Often, expecting mothers, sick/ill tribesmembers and elderly might receive blessings from other tribesmembers, or set up blessings for themselves. This can be done in many ways, but is most often done by painting circles on one's doors with blue paint, or tie blue ribbons on oneself or one's lodging. Collecting blue items or flowers is also a way to wish someone well through a blessing. Often, expecting mothers decorate their dens with random blue items throughout their gestation period, with hopes for the coming litter.

The Raven Mocker

The Raven Mocker is more of a traditional story, passed down through the Tribe as something of a scary bedtime story. A Raven Mocker can be of either sex, and there is no real way to know one, usually looking old and withered, because they have added so many lives to their own.

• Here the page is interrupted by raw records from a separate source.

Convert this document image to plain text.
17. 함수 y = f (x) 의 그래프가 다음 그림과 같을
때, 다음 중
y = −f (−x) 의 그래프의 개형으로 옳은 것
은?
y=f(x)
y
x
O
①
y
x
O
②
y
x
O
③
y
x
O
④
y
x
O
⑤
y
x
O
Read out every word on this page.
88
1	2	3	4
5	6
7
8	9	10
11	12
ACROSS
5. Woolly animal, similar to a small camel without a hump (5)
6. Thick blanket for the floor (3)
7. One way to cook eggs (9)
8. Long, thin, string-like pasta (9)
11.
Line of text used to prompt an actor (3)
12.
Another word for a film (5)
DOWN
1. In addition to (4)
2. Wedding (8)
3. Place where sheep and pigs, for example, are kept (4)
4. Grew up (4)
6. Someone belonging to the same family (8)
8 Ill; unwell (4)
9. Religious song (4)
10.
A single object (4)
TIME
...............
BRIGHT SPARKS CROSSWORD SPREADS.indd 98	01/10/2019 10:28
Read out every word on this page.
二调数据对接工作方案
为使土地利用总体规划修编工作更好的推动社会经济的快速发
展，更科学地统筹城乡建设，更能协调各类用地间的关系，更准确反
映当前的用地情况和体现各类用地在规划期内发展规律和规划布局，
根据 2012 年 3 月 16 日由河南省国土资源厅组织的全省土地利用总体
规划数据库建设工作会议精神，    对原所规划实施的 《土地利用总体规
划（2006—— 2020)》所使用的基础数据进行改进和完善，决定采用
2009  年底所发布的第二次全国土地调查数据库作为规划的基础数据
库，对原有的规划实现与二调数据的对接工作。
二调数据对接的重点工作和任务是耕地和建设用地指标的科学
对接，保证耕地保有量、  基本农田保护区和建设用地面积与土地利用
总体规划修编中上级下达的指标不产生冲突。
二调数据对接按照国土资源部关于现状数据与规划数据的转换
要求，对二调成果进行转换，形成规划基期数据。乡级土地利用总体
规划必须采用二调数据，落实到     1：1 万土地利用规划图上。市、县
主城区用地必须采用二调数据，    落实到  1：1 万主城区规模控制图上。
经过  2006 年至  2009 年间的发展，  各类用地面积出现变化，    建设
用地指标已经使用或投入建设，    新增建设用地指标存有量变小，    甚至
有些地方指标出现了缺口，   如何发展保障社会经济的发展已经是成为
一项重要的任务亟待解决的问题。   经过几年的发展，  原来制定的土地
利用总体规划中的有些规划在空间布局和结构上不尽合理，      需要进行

During the night when someone is sick or dying, the Raven Mocker goes there to take their life. He flies through the air with his arms outstretched like wings. There will be a wild wind noise around him, and sparks trailing from behind. Every once in awhile he will dive, and make a sound similar to a raven's cry. All those who hear it are afraid, because they know that someone's life will soon end. When the Raven Mocker makes it to the dying person's house, he often finds others of his kind there. Unless there is a Priest watching out who knows how to drive them off, they will all go inside and frighten and torment the sick person until they kill him. Sometimes, those who are attending the sick think the person is just fighting for their breath.

After the witches take the life, they take out his heart and eat it, and by doing this, they add to their own lives as many days or years as they have taken from his. Nobody who is attending the sick can see them, and there is no scar where they have removed the heart. Upon further examination, they will find that there is no heart left in the body.

Only a medicine person with the right kind of medicine can recognize a Raven Mocker, and if that medicine person stays in the room with the sick person, the witches will be afraid to come in. When one of them has been recognized in his right shape, he must die within seven days. Often, when there is no more hope, they will try to have one of these medicine people stay in the house and guard the body until it is buried. Witches will not steal the hearts after burial.